Estonian Association of Gerontology and Geriatrics
- Formation: 1997
- Type: Non-profit professional association
- Purpose: Advance geriatric care
- Location: Tartu, Estonia;
- Region served: Estonia
- Chairman of the Board: Jelena Leibur
- Website: www.egga.ee/index.php

= Estonian Association of Gerontology and Geriatrics =

Organization based in Estonia

The Estonian Association of Gerontology and Geriatrics (EGGA) (Estonian: Eesti Gerontoloogia ja Geriaatria Assotsiatsioon) is an association of Estonian professionals who work with the elderly, established in 1997.

==Activities==

As of 2005 the association had 154 members. These included doctors, nurses and paid or volunteer care givers,
managers of institutions that care for the elderly and academics.
It undertakes professional training, development of geriatric care guidelines and standards, research and preparation of educational and informational material.
The Association contributed to a 2010 study undertaken by the OECD to examine improvements to public service delivery and performance through a single government approach.
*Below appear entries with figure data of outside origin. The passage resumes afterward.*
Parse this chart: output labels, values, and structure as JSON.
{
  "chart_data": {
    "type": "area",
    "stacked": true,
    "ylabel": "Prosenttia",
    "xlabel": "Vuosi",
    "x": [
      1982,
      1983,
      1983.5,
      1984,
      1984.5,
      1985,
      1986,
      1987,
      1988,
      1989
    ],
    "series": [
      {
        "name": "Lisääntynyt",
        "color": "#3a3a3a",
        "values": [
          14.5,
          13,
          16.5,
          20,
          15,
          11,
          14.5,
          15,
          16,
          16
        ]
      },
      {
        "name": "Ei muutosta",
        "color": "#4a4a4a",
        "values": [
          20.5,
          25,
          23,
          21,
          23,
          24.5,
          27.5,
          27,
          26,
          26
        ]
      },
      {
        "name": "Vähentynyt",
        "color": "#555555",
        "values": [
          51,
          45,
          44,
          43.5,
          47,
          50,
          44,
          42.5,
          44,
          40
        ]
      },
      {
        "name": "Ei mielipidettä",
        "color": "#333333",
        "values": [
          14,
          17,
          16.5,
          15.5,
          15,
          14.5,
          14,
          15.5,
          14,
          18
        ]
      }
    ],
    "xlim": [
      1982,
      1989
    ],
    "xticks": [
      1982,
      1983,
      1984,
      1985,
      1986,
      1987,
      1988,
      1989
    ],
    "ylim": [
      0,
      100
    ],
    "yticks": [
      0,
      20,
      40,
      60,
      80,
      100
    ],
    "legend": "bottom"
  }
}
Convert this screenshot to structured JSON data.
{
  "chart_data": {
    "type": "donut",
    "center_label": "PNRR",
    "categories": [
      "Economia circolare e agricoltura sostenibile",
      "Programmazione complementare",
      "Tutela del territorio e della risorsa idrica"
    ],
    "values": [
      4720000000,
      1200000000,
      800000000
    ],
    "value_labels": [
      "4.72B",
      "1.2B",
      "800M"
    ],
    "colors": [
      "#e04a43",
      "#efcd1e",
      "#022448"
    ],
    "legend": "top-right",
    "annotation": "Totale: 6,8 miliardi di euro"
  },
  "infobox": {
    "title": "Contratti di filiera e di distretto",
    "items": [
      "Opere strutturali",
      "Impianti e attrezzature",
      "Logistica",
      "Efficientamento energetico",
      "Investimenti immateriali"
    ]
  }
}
The Association is a member of the International Association of Gerontology (IAG) and the European Union Geriatric Medicine Society (EUGMS).
As of 2004 the Association was a member of CARMA - Care for the Aged at Risk of Marginalization - a European social policy research project.
EGGA is associated with Abuel, which conducts research on abuse of the elderly for use in policy formulation by government agencies in Europe.
It is also associated with the Academic Network of European Disability Experts.